In a recent interview with Vlad TV, the Los Angeles native discussed his time with the New York-based crew. Despite not being officially signed to the label, The Game expressed frustration over not receiving compensation for his involvement with G-Unit.
While appreciating the career boost, he admitted, “I always felt like if I didn’t sign – I mean, I didn’t sign with G-Unit. I was never signed to G-Unit. But I always felt like if I never got put in G-Unit or Dr. Dre never signed me to Aftermath, I would still be sitting here talking to you with the same track record. Because I’m the type of n-gga if I put my mind to something and I say this is what I want to do, that is just simply what I’m gonna do. I’m gonna achieve it…"
The Game desired to establish himself as a solo artist and felt that the stint with G-Unit, while appreciated, wasn't essential for his success.
"I appreciated the pit stop, but I don't think that I needed G-Unit to be Game," he emphasized. The rapper highlighted his independence and desire to be his own boss, stating, "I felt like I was my own boss, and I'm a king in my own right, so I needed to stand on my own two."
Despite the past rivalry between 50 Cent and The Game, their relationship has since become more amicable.
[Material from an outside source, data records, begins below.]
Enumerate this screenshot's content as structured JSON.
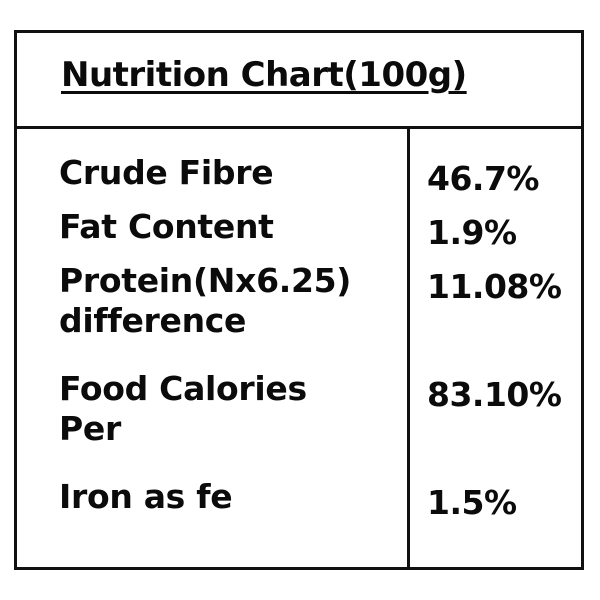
{
  "title": "Nutrition Chart(100g)",
  "rows": [
    {
      "name": "Crude Fibre",
      "value": "46.7%"
    },
    {
      "name": "Fat Content",
      "value": "1.9%"
    },
    {
      "name": "Protein(Nx6.25)",
      "name_line2": "difference",
      "value": "11.08%"
    },
    {
      "name": "Food Calories",
      "name_line2": "Per",
      "value": "83.10%"
    },
    {
      "name": "Iron as fe",
      "value": "1.5%"
    }
  ]
}
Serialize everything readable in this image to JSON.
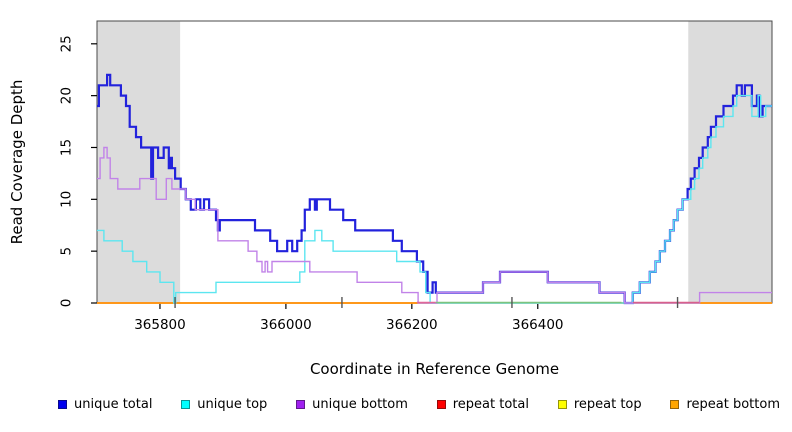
{
  "figure": {
    "background": "#ffffff",
    "plot_box_color": "#4a4a4a"
  },
  "chart_data": {
    "type": "line",
    "step": "after",
    "title": "",
    "xlabel": "Coordinate in Reference Genome",
    "ylabel": "Read Coverage Depth",
    "xlim": [
      365700,
      366772
    ],
    "ylim": [
      0,
      27.2
    ],
    "x_ticks": [
      365800,
      366000,
      366200,
      366400
    ],
    "y_ticks": [
      0,
      5,
      10,
      15,
      20,
      25
    ],
    "grid": false,
    "legend_position": "bottom",
    "shaded_regions": [
      {
        "x0": 365700,
        "x1": 365832,
        "color": "#DCDCDC"
      },
      {
        "x0": 366639,
        "x1": 366772,
        "color": "#DCDCDC"
      }
    ],
    "series": [
      {
        "name": "unique total",
        "color": "#2222DC",
        "swatch": "#0000EE",
        "width": 2.2,
        "z": 2,
        "points": [
          [
            365700,
            19
          ],
          [
            365703,
            21
          ],
          [
            365716,
            22
          ],
          [
            365721,
            21
          ],
          [
            365738,
            20
          ],
          [
            365746,
            19
          ],
          [
            365752,
            17
          ],
          [
            365762,
            16
          ],
          [
            365770,
            15
          ],
          [
            365786,
            12
          ],
          [
            365789,
            15
          ],
          [
            365797,
            14
          ],
          [
            365806,
            15
          ],
          [
            365814,
            13
          ],
          [
            365817,
            14
          ],
          [
            365819,
            13
          ],
          [
            365824,
            12
          ],
          [
            365833,
            11
          ],
          [
            365841,
            10
          ],
          [
            365849,
            9
          ],
          [
            365857,
            10
          ],
          [
            365864,
            9
          ],
          [
            365870,
            10
          ],
          [
            365878,
            9
          ],
          [
            365889,
            8
          ],
          [
            365892,
            7
          ],
          [
            365895,
            8
          ],
          [
            365951,
            7
          ],
          [
            365975,
            6
          ],
          [
            365986,
            5
          ],
          [
            366002,
            6
          ],
          [
            366010,
            5
          ],
          [
            366018,
            6
          ],
          [
            366025,
            7
          ],
          [
            366030,
            9
          ],
          [
            366038,
            10
          ],
          [
            366046,
            9
          ],
          [
            366049,
            10
          ],
          [
            366070,
            9
          ],
          [
            366091,
            8
          ],
          [
            366110,
            7
          ],
          [
            366170,
            6
          ],
          [
            366184,
            5
          ],
          [
            366208,
            4
          ],
          [
            366218,
            3
          ],
          [
            366225,
            1
          ],
          [
            366233,
            2
          ],
          [
            366238,
            1
          ],
          [
            366313,
            2
          ],
          [
            366340,
            3
          ],
          [
            366416,
            2
          ],
          [
            366498,
            1
          ],
          [
            366538,
            0
          ],
          [
            366551,
            1
          ],
          [
            366562,
            2
          ],
          [
            366578,
            3
          ],
          [
            366587,
            4
          ],
          [
            366594,
            5
          ],
          [
            366602,
            6
          ],
          [
            366610,
            7
          ],
          [
            366616,
            8
          ],
          [
            366622,
            9
          ],
          [
            366630,
            10
          ],
          [
            366638,
            11
          ],
          [
            366643,
            12
          ],
          [
            366649,
            13
          ],
          [
            366656,
            14
          ],
          [
            366662,
            15
          ],
          [
            366670,
            16
          ],
          [
            366675,
            17
          ],
          [
            366683,
            18
          ],
          [
            366695,
            19
          ],
          [
            366710,
            20
          ],
          [
            366716,
            21
          ],
          [
            366724,
            20
          ],
          [
            366729,
            21
          ],
          [
            366740,
            19
          ],
          [
            366748,
            20
          ],
          [
            366752,
            18
          ],
          [
            366757,
            19
          ]
        ]
      },
      {
        "name": "unique top",
        "color": "#5CE6F0",
        "swatch": "#00FFFF",
        "width": 1.4,
        "z": 3,
        "points": [
          [
            365700,
            7
          ],
          [
            365711,
            6
          ],
          [
            365740,
            5
          ],
          [
            365757,
            4
          ],
          [
            365779,
            3
          ],
          [
            365800,
            2
          ],
          [
            365822,
            0
          ],
          [
            365825,
            1
          ],
          [
            365889,
            2
          ],
          [
            366022,
            3
          ],
          [
            366030,
            6
          ],
          [
            366046,
            7
          ],
          [
            366057,
            6
          ],
          [
            366075,
            5
          ],
          [
            366176,
            4
          ],
          [
            366213,
            3
          ],
          [
            366222,
            1
          ],
          [
            366229,
            0
          ],
          [
            366551,
            1
          ],
          [
            366562,
            2
          ],
          [
            366578,
            3
          ],
          [
            366587,
            4
          ],
          [
            366594,
            5
          ],
          [
            366602,
            6
          ],
          [
            366610,
            7
          ],
          [
            366616,
            8
          ],
          [
            366622,
            9
          ],
          [
            366630,
            10
          ],
          [
            366643,
            11
          ],
          [
            366649,
            12
          ],
          [
            366656,
            13
          ],
          [
            366662,
            14
          ],
          [
            366670,
            15
          ],
          [
            366675,
            16
          ],
          [
            366683,
            17
          ],
          [
            366695,
            18
          ],
          [
            366710,
            19
          ],
          [
            366716,
            20
          ],
          [
            366740,
            18
          ],
          [
            366750,
            20
          ],
          [
            366754,
            18
          ],
          [
            366762,
            19
          ]
        ]
      },
      {
        "name": "unique bottom",
        "color": "#C183E8",
        "swatch": "#A020F0",
        "width": 1.4,
        "z": 4,
        "points": [
          [
            365700,
            12
          ],
          [
            365705,
            14
          ],
          [
            365711,
            15
          ],
          [
            365716,
            14
          ],
          [
            365721,
            12
          ],
          [
            365733,
            11
          ],
          [
            365768,
            12
          ],
          [
            365794,
            10
          ],
          [
            365810,
            12
          ],
          [
            365819,
            11
          ],
          [
            365841,
            10
          ],
          [
            365856,
            9
          ],
          [
            365892,
            6
          ],
          [
            365940,
            5
          ],
          [
            365954,
            4
          ],
          [
            365962,
            3
          ],
          [
            365967,
            4
          ],
          [
            365971,
            3
          ],
          [
            365978,
            4
          ],
          [
            366038,
            3
          ],
          [
            366113,
            2
          ],
          [
            366184,
            1
          ],
          [
            366210,
            0
          ],
          [
            366240,
            1
          ],
          [
            366313,
            2
          ],
          [
            366340,
            3
          ],
          [
            366416,
            2
          ],
          [
            366498,
            1
          ],
          [
            366538,
            0
          ],
          [
            366657,
            1
          ]
        ]
      },
      {
        "name": "repeat total",
        "color": "#EE2C2C",
        "swatch": "#FF0000",
        "width": 1.4,
        "z": 1,
        "points": [
          [
            365700,
            0
          ]
        ]
      },
      {
        "name": "repeat top",
        "color": "#FFFF00",
        "swatch": "#FFFF00",
        "width": 1.4,
        "z": 1,
        "points": [
          [
            365700,
            0
          ]
        ]
      },
      {
        "name": "repeat bottom",
        "color": "#FF9015",
        "swatch": "#FFA500",
        "width": 1.8,
        "z": 1,
        "points": [
          [
            365700,
            0
          ]
        ]
      }
    ],
    "zero_line_overlaps": [
      {
        "x0": 366208,
        "x1": 366238,
        "color": "#E0679A"
      },
      {
        "x0": 366238,
        "x1": 366533,
        "color": "#7CC47E"
      },
      {
        "x0": 366551,
        "x1": 366657,
        "color": "#D8608C"
      }
    ],
    "inner_marks": {
      "positions": [
        365824,
        366089,
        366359,
        366622
      ],
      "color": "#555555"
    }
  }
}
However, there was a time when tensions were high, and a potential confrontation at Tim Thomas' birthday party loomed. According to former NBA star Thomas, The Game was tracking 50 Cent's movements with hopes of a face-off.
Related Stories: 50 Cent’s ‘In Da Club’ hits diamond status after 20 years
During a celebration at Diddy's Soul Food Restaurant in NYC, The Game approached Thomas, expressing a need to talk about 50 Cent. Snoop Dogg, present at the party, ultimately played a role in averting a showdown between the two rap heavyweights.
The evolution of The Game's career and relationships within the hip-hop scene adds layers to the ongoing narrative of artists navigating the challenges and triumphs of the industry.